The hardest part will be to show exactness at the middle. As we discussed above, this amounts to saying that if ${X' \rightarrow X}$ is a connected étale cover such that ${X' \times_X X_{\overline{y}} = X' \times_Y \overline{y}}$ is trivial, then ${X'}$ is the base-change of an étale cover of ${Y}$. Here, we consider the Stein factorization of ${ g: X' \rightarrow Y}$; we get a composite ${X' \rightarrow Y' = \mathbf{Spec} g_*(\mathcal{O}_{X'}) \rightarrow Y}$, where as we have seen, ${Y' \rightarrow Y}$ is an étale cover. The claim is that the diagram

is cartesian. This will imply what we want.

To see this, note that ${X \times_Y Y' \rightarrow X}$ is an étale cover, and there is a natural map ${X' \rightarrow X \times_Y Y' }$. This is necessarily an étale cover itself, and it is in fact surjective: this follows because ${X' \rightarrow Y'}$ is surjective (as ${X' \rightarrow Y}$ is surjective and ${Y' \rightarrow Y}$ is finite), so we need to see that ${X' \rightarrow X \times_Y Y'}$ has degree one.

To check this, however, we can base-change to ${X_{\overline{y}}}$ (as both schemes are connected, we just need to check the degree at one point). This is the same as base-changing both ${X'}$ and ${X \times_Y Y'}$ to ${\overline{y}}$ over ${Y}$. To do this, we will show that

$\displaystyle X' \times_Y \overline{y} \rightarrow X \times_Y Y' \times_Y \overline{y} \ \ \ \ \ (2)$

is an isomorphism.
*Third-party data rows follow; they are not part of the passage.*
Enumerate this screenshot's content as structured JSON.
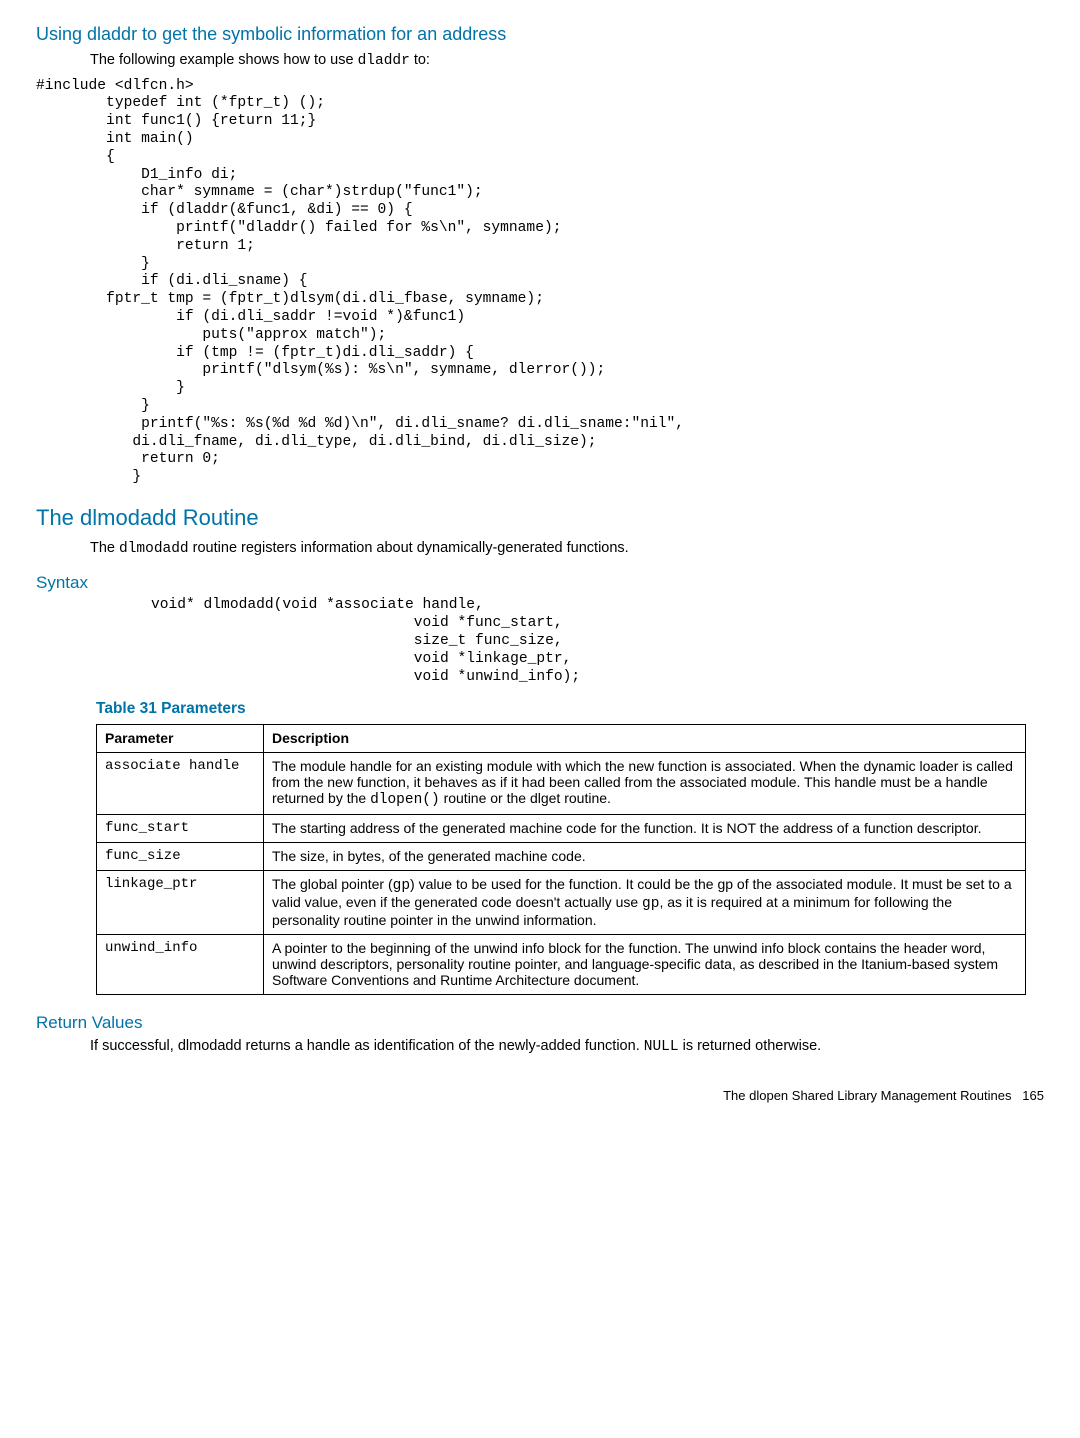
{
  "section1": {
    "title": "Using dladdr to get the symbolic information for an address",
    "intro_a": "The following example shows how to use ",
    "intro_code": "dladdr",
    "intro_b": " to:",
    "code": "#include <dlfcn.h>\n        typedef int (*fptr_t) ();\n        int func1() {return 11;}\n        int main()\n        {\n            D1_info di;\n            char* symname = (char*)strdup(\"func1\");\n            if (dladdr(&func1, &di) == 0) {\n                printf(\"dladdr() failed for %s\\n\", symname);\n                return 1;\n            }\n            if (di.dli_sname) {\n        fptr_t tmp = (fptr_t)dlsym(di.dli_fbase, symname);\n                if (di.dli_saddr !=void *)&func1)\n                   puts(\"approx match\");\n                if (tmp != (fptr_t)di.dli_saddr) {\n                   printf(\"dlsym(%s): %s\\n\", symname, dlerror());\n                }\n            }\n            printf(\"%s: %s(%d %d %d)\\n\", di.dli_sname? di.dli_sname:\"nil\",\n           di.dli_fname, di.dli_type, di.dli_bind, di.dli_size);\n            return 0;\n           }"
  },
  "section2": {
    "title": "The dlmodadd Routine",
    "body_a": "The ",
    "body_code": "dlmodadd",
    "body_b": " routine registers information about dynamically-generated functions."
  },
  "syntax": {
    "title": "Syntax",
    "code": "void* dlmodadd(void *associate handle,\n                              void *func_start,\n                              size_t func_size,\n                              void *linkage_ptr,\n                              void *unwind_info);"
  },
  "table": {
    "caption": "Table 31 Parameters",
    "header_param": "Parameter",
    "header_desc": "Description",
    "rows": [
      {
        "param": "associate handle",
        "desc_a": "The module handle for an existing module with which the new function is associated. When the dynamic loader is called from the new function, it behaves as if it had been called from the associated module. This handle must be a handle returned by the ",
        "code1": "dlopen()",
        "desc_b": " routine or the dlget routine."
      },
      {
        "param": "func_start",
        "desc_a": "The starting address of the generated machine code for the function. It is NOT the address of a function descriptor."
      },
      {
        "param": "func_size",
        "desc_a": "The size, in bytes, of the generated machine code."
      },
      {
        "param": "linkage_ptr",
        "desc_a": "The global pointer (",
        "code1": "gp",
        "desc_b": ") value to be used for the function. It could be the gp of the associated module. It must be set to a valid value, even if the generated code doesn't actually use  ",
        "code2": "gp",
        "desc_c": ", as it is required at a minimum for following the personality routine pointer in the unwind information."
      },
      {
        "param": "unwind_info",
        "desc_a": "A pointer to the beginning of the unwind info block for the function. The unwind info block contains the header word, unwind descriptors, personality routine pointer, and language-specific data, as described in the Itanium-based system Software Conventions and Runtime Architecture document."
      }
    ]
  },
  "return": {
    "title": "Return Values",
    "body_a": "If successful, dlmodadd returns a handle as identification of the newly-added function. ",
    "code": "NULL",
    "body_b": " is returned otherwise."
  },
  "footer": {
    "text": "The dlopen Shared Library Management Routines",
    "page": "165"
  }
}
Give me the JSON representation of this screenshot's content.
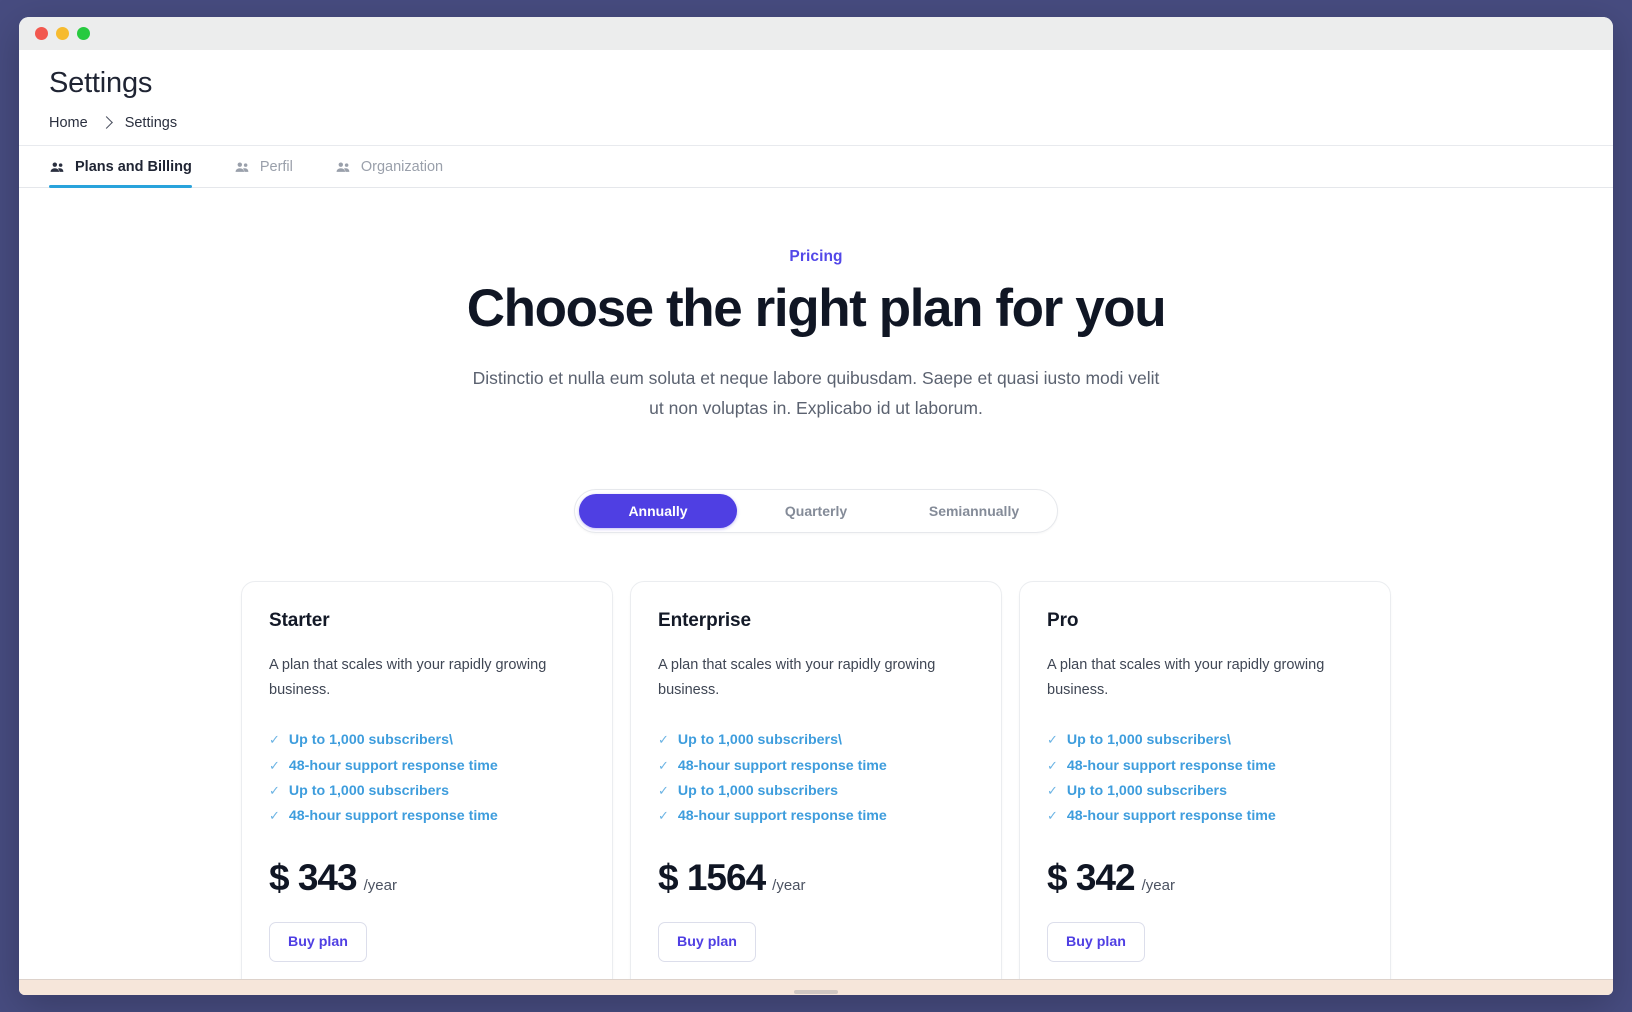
{
  "window": {
    "traffic_lights": [
      "close",
      "minimize",
      "zoom"
    ],
    "colors": {
      "desktop": "#474c80",
      "accent_indigo": "#4f3fe3",
      "eyebrow": "#5348e8",
      "tab_underline": "#29a3dc",
      "feature_blue": "#3e9ddd",
      "statusbar": "#f6e6da"
    }
  },
  "header": {
    "title": "Settings",
    "breadcrumb": [
      {
        "label": "Home"
      },
      {
        "label": "Settings"
      }
    ]
  },
  "tabs": [
    {
      "label": "Plans and Billing",
      "icon": "users-icon",
      "active": true
    },
    {
      "label": "Perfil",
      "icon": "users-icon",
      "active": false
    },
    {
      "label": "Organization",
      "icon": "users-icon",
      "active": false
    }
  ],
  "pricing": {
    "eyebrow": "Pricing",
    "headline": "Choose the right plan for you",
    "subhead": "Distinctio et nulla eum soluta et neque labore quibusdam. Saepe et quasi iusto modi velit ut non voluptas in. Explicabo id ut laborum."
  },
  "billing_switch": {
    "options": [
      {
        "label": "Annually",
        "active": true
      },
      {
        "label": "Quarterly",
        "active": false
      },
      {
        "label": "Semiannually",
        "active": false
      }
    ]
  },
  "plans": [
    {
      "name": "Starter",
      "description": "A plan that scales with your rapidly growing business.",
      "features": [
        "Up to 1,000 subscribers\\",
        "48-hour support response time",
        "Up to 1,000 subscribers",
        "48-hour support response time"
      ],
      "currency": "$",
      "amount": "343",
      "price": "$ 343",
      "period": "/year",
      "cta": "Buy plan"
    },
    {
      "name": "Enterprise",
      "description": "A plan that scales with your rapidly growing business.",
      "features": [
        "Up to 1,000 subscribers\\",
        "48-hour support response time",
        "Up to 1,000 subscribers",
        "48-hour support response time"
      ],
      "currency": "$",
      "amount": "1564",
      "price": "$ 1564",
      "period": "/year",
      "cta": "Buy plan"
    },
    {
      "name": "Pro",
      "description": "A plan that scales with your rapidly growing business.",
      "features": [
        "Up to 1,000 subscribers\\",
        "48-hour support response time",
        "Up to 1,000 subscribers",
        "48-hour support response time"
      ],
      "currency": "$",
      "amount": "342",
      "price": "$ 342",
      "period": "/year",
      "cta": "Buy plan"
    }
  ],
  "icons": {
    "check": "✓",
    "breadcrumb_separator": "chevron-right-icon"
  }
}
To do this, note first that since ${g: X' \rightarrow Y}$ is proper and flat with geometrically reduced fibers as above, the formation of ${g_* (\mathcal{O}_X)}$ commutes with arbitrary base-change. Moreover, these properties are preserved under base change themselves. The upshot is that we can just assume ${Y}$ is the spectrum of an algebraically closed field.

Now ${X}$ is connected, and ${X'}$ splits as a sum of copies of ${X}$, so it is clear (because ${X}$ is reduced) that ${Y'}$ is a sum of copies of the appropriate number of copies of ${k}$, and that the map ${X' \rightarrow X \times_Y Y'}$ is an isomorphism.